Tak. O ile połączenia pomiędzy czujnikami koła i jednostką centralną muszą być przewodowe, to połączenia pomiędzy jednostkami centralnymi (w przypadku rozbudowanych systemów) lub pomiędzy jednostką centralną a systemem współpracującym może być zrealizowane w postaci bezprzewodowej.
Pana firma podkreśla elastyczność systemu i interfejsu. Czy można skomunikować liczniki z np. systemem sygnalizacji na skrzyżowaniach?
Oczywiście. Informacje o stanie kontrolowanych stref, wypracowane w jednostce centralnej mogą być przekazywane do systemów współpracujących zarówno za pomocą przekaźników, jak i interfejsów elektronicznych. O ile powiązanie przez styki przekaźników jest bardzo proste w realizacji, to dopiero wykorzystanie interfejsu elektronicznego z odpowiednim protokołem pozwala na przekazanie pełniej gamy informacji – oprócz standardowego stanu strefy, także informacje o kierunku i prędkości przejazdu tramwaju oraz ilości zliczonych osi. Informacje te typowo przekazywane są do systemu blokady liniowej zapewniającej bezpieczne następstwo tramwajów na trasie przejazdu, systemu sterowania ruchem w zajezdniach czy mijankach, jak również do wspomnianego systemu sygnalizacji na skrzyżowaniach. Niezależny interfejs diagnostyczny zapewnia służbom utrzymania informacje niezbędne do zapewnienia pełnej dostępności systemu oraz wspiera szybkie usunięcie usterek w przypadku ich wystąpienia.
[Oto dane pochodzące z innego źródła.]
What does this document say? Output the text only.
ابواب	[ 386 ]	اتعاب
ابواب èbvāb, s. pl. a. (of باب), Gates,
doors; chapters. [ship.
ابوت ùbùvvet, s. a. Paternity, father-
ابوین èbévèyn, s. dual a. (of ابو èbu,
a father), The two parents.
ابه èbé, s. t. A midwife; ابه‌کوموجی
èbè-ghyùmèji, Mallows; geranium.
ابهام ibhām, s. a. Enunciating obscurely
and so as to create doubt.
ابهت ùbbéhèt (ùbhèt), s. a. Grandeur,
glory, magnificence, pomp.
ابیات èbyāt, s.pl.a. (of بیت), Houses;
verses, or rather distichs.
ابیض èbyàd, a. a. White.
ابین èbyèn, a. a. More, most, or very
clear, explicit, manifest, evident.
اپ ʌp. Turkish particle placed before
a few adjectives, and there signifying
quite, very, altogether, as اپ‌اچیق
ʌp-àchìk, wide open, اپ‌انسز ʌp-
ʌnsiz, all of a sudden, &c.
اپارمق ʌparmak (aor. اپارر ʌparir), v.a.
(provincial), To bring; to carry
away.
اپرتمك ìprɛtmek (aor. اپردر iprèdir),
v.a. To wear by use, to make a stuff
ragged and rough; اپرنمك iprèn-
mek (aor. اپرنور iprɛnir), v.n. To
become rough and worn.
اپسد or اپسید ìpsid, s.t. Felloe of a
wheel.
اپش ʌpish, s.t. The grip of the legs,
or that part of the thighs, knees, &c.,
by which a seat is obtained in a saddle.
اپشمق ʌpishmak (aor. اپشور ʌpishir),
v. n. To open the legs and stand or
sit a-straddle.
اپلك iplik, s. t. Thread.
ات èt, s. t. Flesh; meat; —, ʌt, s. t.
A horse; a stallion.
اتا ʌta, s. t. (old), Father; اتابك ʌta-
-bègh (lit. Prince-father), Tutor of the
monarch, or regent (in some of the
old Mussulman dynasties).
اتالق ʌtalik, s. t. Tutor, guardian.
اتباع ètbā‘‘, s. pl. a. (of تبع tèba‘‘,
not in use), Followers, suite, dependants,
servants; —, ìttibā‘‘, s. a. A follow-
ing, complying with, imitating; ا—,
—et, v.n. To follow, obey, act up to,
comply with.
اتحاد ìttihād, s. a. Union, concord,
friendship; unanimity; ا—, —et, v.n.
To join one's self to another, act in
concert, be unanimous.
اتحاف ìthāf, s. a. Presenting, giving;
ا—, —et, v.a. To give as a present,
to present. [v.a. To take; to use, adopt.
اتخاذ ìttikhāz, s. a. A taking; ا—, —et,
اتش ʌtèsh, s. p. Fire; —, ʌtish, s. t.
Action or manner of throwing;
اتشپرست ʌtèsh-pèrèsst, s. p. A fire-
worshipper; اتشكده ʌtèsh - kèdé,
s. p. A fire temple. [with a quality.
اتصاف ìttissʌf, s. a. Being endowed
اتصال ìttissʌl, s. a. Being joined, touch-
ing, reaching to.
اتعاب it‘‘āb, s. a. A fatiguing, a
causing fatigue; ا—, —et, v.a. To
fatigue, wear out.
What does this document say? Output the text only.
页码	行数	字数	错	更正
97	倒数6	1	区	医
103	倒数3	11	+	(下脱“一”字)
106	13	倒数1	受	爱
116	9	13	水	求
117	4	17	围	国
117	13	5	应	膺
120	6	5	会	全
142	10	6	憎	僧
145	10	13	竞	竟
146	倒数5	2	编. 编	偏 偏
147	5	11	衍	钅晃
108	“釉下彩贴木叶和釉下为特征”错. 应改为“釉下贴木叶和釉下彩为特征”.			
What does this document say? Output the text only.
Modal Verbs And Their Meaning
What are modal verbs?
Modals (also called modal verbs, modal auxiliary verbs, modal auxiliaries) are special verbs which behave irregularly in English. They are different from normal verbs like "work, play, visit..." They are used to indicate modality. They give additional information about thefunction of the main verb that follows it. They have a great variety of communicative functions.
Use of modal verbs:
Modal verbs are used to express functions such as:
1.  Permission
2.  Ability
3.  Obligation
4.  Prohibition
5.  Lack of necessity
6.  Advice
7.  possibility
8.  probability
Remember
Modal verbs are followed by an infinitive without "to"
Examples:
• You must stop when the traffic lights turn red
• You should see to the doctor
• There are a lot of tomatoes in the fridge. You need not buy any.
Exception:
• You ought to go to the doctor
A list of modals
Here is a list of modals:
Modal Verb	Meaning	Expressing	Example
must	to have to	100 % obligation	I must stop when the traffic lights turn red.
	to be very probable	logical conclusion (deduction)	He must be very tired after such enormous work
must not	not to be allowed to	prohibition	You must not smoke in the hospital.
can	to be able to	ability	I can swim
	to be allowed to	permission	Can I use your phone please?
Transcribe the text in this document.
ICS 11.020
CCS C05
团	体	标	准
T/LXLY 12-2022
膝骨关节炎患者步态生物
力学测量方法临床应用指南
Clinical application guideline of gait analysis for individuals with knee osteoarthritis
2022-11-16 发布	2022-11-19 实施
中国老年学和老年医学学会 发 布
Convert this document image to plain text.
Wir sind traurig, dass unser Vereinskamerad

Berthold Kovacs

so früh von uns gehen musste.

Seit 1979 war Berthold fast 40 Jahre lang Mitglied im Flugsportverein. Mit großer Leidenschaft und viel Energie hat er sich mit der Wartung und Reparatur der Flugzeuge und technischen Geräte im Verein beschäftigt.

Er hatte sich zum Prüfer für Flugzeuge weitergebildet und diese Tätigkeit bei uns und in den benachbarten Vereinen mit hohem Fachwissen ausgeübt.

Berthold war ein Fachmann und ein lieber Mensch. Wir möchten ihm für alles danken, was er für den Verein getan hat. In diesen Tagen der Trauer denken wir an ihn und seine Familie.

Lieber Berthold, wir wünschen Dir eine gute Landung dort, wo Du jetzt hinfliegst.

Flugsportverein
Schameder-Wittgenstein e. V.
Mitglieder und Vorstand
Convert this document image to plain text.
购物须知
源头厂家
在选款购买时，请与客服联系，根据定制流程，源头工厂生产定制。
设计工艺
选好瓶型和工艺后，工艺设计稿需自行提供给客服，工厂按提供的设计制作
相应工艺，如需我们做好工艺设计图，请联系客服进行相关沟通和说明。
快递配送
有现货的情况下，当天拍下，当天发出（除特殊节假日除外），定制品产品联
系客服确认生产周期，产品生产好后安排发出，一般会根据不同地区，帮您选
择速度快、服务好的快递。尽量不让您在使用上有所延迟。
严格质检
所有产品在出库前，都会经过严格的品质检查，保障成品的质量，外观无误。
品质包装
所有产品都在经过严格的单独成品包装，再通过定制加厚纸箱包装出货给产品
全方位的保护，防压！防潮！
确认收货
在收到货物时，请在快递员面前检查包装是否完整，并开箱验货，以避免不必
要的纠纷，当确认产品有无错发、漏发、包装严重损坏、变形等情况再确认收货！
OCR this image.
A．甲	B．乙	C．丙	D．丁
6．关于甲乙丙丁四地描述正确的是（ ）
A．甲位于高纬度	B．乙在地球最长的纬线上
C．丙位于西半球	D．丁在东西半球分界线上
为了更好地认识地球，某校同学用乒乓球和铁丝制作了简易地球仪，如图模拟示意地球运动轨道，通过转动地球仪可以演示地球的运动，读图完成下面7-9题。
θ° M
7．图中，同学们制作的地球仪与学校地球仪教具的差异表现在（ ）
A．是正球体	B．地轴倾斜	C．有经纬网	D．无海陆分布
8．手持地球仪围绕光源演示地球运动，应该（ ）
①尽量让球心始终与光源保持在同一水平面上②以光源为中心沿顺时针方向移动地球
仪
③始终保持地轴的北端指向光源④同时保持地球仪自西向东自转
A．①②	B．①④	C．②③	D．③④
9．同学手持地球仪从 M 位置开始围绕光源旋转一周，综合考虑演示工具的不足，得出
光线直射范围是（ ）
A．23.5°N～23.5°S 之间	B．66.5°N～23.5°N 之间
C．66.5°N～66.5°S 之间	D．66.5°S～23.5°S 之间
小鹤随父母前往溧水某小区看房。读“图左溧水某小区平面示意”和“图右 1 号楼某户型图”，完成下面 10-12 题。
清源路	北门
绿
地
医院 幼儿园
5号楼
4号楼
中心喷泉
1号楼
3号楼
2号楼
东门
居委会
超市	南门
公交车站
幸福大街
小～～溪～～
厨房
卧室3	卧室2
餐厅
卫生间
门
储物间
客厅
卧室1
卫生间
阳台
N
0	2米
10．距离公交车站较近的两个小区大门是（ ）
Takie urządzenie musi charakteryzować się zarówno odpornością na warunki atmosferyczne, jak i fale elektromagnetyczne. Jakie konkretnie rozwiązania zastosowano w tych dziedzinach?
Ponad 200000 czujników koła zainstalowanych w ponad 100 krajach, pracujących praktycznie we wszelkich spotykanych na Ziemi warunkach środowiskowych mówi chyba samo za siebie. Ciągłe udoskonalanie bazujące na doświadczeniach eksploatacyjnych pozwoliły na stworzenie niezwykle niezawodnych wyrobów. Brak połączenia elektrycznego czujników koła z szynami gwarantuje dużą odporność na wyładowania atmosferyczne w obszarze torowiska a stopień ochrony IP68 pozwala na niezawodną pracę nawet w pełnym zanurzeniu. Również mroźne zimy i upalne lata są niegroźne licznikom osi Frauscher ze względu na szeroki zakres temperatury pracy (-40 ÷ +85 ºC) a legendarna odporność na zakłócenia elektromagnetyczne bazuje na szeregu patentów w tym zakresie.
Można pokusić się o stwierdzenie, że w parze z inwestycjami w coraz nowocześniejszy tabor, nie idą nakłady na kwestie związane z bezpieczeństwem wagonów i pasażerów?
Uważam, że to zbyt daleko idące założenie. Wszystkie realizowane inwestycje tramwajowe muszą spełniać wszelkie stawiane im wymagania formalne.
Zgadzam się natomiast z ideą, że zawsze można iść o krok dalej i wyposażyć infrastrukturę w nowoczesne, nie wymagane jeszcze formalnie rozwiązania. Człowiek jest zawsze najsłabszym ogniwem wszelkich systemów sterowania i zapewnienie mu wsparcia już dawno zostało zauważone i wdrożone na kolei czy w lotnictwie. Czas na tramwaje?